His video, which Al Arabiya has seen, was posted ahead of a new hearing on October 30 in the trial of 24 Tunisians accused of involvement in the killing of Chokri Belaid, an anti-hardliner opposition politician who was gunned down outside his home in Feb. 2013.

Ben Gharbia said in his video that he fled Tunisia to Switzerland, and claimed that he too had been the target of “attempted murder” a week ago because of information in his possession.

“Anyone who knows the truth about these deaths will be murdered,” Ben Gharbia said.

Radio Mosaique FM, citing Attasiaa’s executive director, said Ben Gharbia would be returning to Tunisia Sunday.

The authorities blamed Belaid’s murder on Islamist militants.

On February 6 last year, authorities said his suspected Islamist assassin, Kamel Gadhgadhi, had been killed in a police raid.

Last December, militants linked to the Islamic State of Iraq and Syria (ISIS) group said they were behind the murders of both Belaid and Mohamed Brahmi, who were both assassinated in 2013.

Belaid’s family has repeatedly demanded the full truth behind his killing.

At a news conference Tuesday, his widow, Basma Khalfaoui, called on Ben Gharbia to hand over his evidence to the authorities.

On March 18, Ben Gharbia was given a six-month suspended sentence for identity theft, embezzlement and insulting the head of state.

In his video, Ben Gharbia, whose telephone was off during many calls made by Al Arabiya, said that Tarek Makki, another opposition leader who passed away in 2012, was assassinated by an “overdose of Viagra which was administered in a glass of juice.”

He added that he possesses other information and data regarding the attacks of the seaside resort of Sousse and the Bardo museum.

He asked the government to restore his protection “otherwise I will publish another video with more revelations.”

Some opposition activists called on Ben Gharbia to divulge his information.

The leftist Popular Front leader Hamma Hammami said that Ben Gharbia “opted for having a burden on his shoulders especially with regards to the information dealing with the assassinations of the front’s leaders Chokri Belaid and Mohammed Brahmi.”

Fouazi Kilani, a member of Nasiriyoun Youth, a movement that follows the pan-Arab vision of late Egyptian President Gamal Abdel Nasser, said that the video is evidence that the country is still being ruled by “gangs of smugglers who get their wealth from illegal activities and have the benediction of some officials inside the interior ministry. This is why you can easily link smuggling to terrorism.”

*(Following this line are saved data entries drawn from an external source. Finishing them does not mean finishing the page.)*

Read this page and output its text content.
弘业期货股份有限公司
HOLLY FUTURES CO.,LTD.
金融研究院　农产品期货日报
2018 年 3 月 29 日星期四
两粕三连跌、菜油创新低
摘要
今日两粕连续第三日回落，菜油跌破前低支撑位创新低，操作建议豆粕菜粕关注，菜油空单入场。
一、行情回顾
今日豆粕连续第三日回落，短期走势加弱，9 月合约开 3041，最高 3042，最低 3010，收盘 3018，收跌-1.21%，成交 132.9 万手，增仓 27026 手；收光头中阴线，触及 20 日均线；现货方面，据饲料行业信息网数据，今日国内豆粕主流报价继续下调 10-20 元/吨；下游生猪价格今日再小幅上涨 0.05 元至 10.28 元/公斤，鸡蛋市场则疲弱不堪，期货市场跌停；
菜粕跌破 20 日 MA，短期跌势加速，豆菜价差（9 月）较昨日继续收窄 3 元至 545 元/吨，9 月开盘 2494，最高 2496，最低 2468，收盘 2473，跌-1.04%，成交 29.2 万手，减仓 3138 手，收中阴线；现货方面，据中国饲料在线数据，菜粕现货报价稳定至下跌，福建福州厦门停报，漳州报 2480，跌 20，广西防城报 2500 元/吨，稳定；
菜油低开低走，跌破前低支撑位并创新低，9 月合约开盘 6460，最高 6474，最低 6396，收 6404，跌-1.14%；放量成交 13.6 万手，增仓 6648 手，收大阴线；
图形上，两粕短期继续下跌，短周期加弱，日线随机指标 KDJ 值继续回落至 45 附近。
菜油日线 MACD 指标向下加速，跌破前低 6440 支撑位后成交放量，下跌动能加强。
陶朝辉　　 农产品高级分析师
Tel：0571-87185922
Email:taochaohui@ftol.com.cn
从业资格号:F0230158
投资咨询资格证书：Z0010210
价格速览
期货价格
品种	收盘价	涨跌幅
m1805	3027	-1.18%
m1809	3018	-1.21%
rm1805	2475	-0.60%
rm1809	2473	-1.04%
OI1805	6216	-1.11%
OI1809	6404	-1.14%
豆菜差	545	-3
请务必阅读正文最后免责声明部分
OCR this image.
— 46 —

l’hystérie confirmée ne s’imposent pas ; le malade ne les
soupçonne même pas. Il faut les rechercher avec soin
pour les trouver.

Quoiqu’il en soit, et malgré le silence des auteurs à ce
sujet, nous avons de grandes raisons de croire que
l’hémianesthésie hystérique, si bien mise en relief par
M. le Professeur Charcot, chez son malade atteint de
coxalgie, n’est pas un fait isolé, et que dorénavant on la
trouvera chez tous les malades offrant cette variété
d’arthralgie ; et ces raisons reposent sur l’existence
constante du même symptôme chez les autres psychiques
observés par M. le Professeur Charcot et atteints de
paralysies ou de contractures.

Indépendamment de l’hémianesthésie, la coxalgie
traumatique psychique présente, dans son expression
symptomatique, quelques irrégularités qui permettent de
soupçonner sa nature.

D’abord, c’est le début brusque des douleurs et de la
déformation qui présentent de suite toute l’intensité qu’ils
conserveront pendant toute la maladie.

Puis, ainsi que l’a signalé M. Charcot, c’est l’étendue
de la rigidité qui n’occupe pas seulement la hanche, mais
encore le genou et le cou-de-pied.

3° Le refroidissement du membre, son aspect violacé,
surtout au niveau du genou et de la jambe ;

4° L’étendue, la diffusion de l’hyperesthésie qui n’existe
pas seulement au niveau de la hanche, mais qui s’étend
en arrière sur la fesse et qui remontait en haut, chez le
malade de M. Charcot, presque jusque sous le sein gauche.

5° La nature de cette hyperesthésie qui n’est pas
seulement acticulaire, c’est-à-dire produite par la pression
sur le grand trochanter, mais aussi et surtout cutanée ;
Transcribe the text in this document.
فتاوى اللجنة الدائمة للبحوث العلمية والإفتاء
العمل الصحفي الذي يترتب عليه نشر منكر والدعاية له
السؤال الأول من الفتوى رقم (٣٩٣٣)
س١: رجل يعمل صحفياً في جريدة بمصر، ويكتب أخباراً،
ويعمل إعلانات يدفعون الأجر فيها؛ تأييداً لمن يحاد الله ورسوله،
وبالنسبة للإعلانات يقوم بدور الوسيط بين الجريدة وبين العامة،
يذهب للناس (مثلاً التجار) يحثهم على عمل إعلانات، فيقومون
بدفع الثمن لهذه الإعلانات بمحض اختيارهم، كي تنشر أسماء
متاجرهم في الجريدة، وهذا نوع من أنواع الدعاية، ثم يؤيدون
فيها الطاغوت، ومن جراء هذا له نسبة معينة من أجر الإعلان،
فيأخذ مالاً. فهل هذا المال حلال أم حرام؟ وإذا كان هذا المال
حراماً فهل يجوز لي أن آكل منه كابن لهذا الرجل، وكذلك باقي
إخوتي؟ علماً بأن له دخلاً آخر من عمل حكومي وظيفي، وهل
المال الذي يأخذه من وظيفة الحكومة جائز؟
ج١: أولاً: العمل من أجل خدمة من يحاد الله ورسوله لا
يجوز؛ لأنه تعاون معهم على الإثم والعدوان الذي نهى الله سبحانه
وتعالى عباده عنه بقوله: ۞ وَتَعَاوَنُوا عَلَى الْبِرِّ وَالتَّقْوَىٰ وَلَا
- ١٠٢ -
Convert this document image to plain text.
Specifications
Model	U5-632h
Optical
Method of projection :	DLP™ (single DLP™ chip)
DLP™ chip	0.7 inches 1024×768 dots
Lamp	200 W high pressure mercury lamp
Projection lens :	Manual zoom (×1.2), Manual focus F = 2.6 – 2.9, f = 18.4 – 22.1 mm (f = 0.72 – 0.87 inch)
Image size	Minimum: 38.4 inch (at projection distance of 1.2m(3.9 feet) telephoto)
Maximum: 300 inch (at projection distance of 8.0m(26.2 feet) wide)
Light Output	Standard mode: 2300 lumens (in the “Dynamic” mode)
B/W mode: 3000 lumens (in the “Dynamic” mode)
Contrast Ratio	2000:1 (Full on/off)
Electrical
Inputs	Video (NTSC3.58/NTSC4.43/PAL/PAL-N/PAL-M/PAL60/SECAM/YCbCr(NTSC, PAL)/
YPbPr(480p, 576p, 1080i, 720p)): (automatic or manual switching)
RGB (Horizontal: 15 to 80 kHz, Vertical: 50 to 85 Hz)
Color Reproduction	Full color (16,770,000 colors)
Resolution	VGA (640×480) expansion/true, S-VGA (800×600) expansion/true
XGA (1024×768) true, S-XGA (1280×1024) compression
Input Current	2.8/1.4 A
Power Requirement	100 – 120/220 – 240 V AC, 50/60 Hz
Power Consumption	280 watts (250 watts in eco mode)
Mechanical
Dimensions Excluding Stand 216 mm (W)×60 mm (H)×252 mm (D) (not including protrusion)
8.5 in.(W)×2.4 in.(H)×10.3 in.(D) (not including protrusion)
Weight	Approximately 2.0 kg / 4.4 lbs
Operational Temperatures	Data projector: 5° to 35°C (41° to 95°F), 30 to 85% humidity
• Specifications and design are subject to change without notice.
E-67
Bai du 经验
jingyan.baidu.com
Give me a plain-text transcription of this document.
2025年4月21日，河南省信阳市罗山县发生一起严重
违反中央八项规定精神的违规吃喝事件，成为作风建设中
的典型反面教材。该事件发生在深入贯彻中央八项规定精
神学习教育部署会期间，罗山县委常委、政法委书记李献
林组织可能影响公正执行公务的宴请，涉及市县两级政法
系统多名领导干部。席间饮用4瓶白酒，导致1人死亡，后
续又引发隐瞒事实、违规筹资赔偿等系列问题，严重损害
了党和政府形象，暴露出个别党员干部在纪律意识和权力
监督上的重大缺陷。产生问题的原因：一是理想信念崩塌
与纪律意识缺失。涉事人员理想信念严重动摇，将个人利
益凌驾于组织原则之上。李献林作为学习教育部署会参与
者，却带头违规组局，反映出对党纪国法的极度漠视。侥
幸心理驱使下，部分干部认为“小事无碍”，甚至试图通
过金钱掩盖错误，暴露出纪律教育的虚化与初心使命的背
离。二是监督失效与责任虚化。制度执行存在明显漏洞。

Mouldi Cherni, whose son, a security officer, was assassinated, said to Al Arabiya News that Ben Gharbia’s video is “vain and nonsense. After my son was assassinated, I approached him as he was the anchor of a popular talk show, but he ignored me, and now he is trying to involve the political assassinations made by then ruling Troika led by Islamists, in his personal problems.”

Some analysts say that the timing of the video coincides with many pressures put on the government that “will led to radical changes within its structure” according to Hamed Mathlouthi, an independent journalist.

Some observers linked the video with the resignation of Lazhar Akremi from his post as minister of relations with parliament, who said in a public statement that “he decided to leave the government because I don’t know who is running the country.”

However, Mohsen Nebli, a media expert, says that “Ben Gharbia knows nothing more than many Tunisians. Given that Ben Gharbia is too close to Nida Tunis (the majority party in Parliament) I think that his video is important because this party is witnessing these days a very critical period.

There is a conflict between many of its personalities over leading the party founded by the very old Tunisian President Beji Caed Sebsi. Whatever would be the outcome of this matter, I would think that Ben Gharbia could be one of the winners from this buzz as he prepares to re-launch soon his channel.”